The first group of boats were the 20 built for the German Bundesmarine, commissioned in 1968 as the Tiger class. A number of these were later sold on to the navies of Greece, Chile and Egypt.

Following this, between 1968 and 1974 CMN built a further 37 vessels, known as La Combattante II, for the navies of Iran (12 Kaman class), Malaysia (four Perdana class) and Libya (nine Beir Grassa class).
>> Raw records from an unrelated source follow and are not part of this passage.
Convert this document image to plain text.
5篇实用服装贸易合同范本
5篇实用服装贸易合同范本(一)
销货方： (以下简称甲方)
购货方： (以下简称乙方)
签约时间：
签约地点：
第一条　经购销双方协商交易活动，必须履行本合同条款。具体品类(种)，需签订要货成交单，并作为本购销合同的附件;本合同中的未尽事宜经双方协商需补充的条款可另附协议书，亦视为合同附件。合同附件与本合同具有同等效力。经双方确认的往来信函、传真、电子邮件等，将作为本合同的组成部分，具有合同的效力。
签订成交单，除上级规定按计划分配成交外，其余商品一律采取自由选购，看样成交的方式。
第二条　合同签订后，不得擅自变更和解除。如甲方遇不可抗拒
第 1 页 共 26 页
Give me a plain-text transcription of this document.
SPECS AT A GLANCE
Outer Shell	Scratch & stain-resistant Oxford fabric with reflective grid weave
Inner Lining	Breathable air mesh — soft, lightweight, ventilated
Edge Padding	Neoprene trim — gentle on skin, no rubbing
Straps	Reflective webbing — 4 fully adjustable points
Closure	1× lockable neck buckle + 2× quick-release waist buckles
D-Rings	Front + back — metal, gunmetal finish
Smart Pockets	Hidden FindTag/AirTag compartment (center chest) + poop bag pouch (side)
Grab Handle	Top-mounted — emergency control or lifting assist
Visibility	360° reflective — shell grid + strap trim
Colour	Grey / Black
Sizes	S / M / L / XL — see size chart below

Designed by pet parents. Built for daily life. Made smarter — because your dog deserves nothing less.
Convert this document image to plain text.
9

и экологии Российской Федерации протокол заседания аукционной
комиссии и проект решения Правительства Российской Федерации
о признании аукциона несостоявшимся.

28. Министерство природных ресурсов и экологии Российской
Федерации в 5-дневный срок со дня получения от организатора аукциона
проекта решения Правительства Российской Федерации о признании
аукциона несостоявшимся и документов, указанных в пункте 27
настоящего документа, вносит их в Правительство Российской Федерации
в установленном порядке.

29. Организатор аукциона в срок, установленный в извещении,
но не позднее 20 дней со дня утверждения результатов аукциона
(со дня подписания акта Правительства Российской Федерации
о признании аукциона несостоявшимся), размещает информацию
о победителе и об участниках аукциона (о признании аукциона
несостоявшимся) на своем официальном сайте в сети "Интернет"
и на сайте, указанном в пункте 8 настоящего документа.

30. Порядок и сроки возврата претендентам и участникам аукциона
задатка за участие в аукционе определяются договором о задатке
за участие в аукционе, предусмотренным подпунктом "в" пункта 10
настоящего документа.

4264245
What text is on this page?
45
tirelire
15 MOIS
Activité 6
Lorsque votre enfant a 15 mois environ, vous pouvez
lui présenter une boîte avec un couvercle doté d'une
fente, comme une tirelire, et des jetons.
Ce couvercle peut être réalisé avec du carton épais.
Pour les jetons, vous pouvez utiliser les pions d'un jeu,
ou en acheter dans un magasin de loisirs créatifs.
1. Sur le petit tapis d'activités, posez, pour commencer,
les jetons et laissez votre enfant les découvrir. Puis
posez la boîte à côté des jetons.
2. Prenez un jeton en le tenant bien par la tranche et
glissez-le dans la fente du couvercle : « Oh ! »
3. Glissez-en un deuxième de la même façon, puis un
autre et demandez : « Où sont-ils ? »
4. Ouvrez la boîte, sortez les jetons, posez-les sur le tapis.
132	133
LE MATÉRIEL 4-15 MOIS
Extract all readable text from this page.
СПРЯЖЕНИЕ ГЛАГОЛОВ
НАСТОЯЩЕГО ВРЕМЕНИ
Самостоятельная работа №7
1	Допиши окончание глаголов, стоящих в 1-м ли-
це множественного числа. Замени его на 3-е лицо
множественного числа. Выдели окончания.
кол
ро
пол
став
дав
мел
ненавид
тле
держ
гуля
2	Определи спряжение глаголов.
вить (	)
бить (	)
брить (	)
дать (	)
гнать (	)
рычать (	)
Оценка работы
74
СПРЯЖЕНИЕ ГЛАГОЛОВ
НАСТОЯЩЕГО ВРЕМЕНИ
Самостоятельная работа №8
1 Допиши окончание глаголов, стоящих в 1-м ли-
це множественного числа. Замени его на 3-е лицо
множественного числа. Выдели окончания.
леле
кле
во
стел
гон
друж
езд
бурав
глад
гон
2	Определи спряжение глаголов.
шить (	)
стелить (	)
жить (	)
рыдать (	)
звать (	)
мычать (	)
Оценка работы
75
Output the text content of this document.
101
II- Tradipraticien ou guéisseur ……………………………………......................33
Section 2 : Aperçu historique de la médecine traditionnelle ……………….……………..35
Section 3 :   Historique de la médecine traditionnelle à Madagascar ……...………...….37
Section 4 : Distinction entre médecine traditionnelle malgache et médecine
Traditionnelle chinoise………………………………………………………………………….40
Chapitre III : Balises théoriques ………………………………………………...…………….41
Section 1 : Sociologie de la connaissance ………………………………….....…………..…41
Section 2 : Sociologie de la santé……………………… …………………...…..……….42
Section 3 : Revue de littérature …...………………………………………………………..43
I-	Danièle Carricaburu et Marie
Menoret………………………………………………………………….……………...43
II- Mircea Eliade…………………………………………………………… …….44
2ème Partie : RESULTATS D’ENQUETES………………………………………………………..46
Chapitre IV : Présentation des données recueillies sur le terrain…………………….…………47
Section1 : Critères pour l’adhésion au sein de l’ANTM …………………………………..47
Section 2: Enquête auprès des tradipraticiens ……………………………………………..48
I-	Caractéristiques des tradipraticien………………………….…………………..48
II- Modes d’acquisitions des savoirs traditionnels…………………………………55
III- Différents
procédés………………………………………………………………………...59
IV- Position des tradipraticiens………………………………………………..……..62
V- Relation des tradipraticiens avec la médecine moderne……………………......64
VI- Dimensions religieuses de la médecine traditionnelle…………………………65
In the same period CMN built 12 fast attack craft to a similar design for Israel (the Sa'ar 1-3 classes) which are included by some sources in the type.

These vessels were typically of 234 tons displacement and 47 metres in length, and a typical armament of 1x76mm gun forward, 4x Exocet missiles in box launchers amidships, and a 40mm gun aft, though actual outfits varied according to the operators requirements.

==La Combattante III==

In 1975 CMN modified the design, adding 9 metres to the length to improve seaworthiness and give more internal space; this gave a displacement of 359 tons and an overall length of 56 metres, though the armament remained the same. This design was designated La Combattante III.

Between 1975 and 1990 a further 19 were built for the navies of Greece, Tunisia, Qatar, and Nigeria. In addition were built for Israel (the Sa'ar 4 class), five in France and the remainder under licence in Israel. The Israelis also built, or assisted in building, nine vessels for South Africa, at the time under embargo for its Apartheid policy.

==Further developments==
Apart from the Israelis, Greece and Iran also built vessels developed from the La Combattante designs; these were the six Greek vessels (simply known as La Combattante IIIb) and nine Iranian Sina class.

CMN have also continued to modernize the equipment and armaments of these designs, with the Combattante FS46 and FS56 models.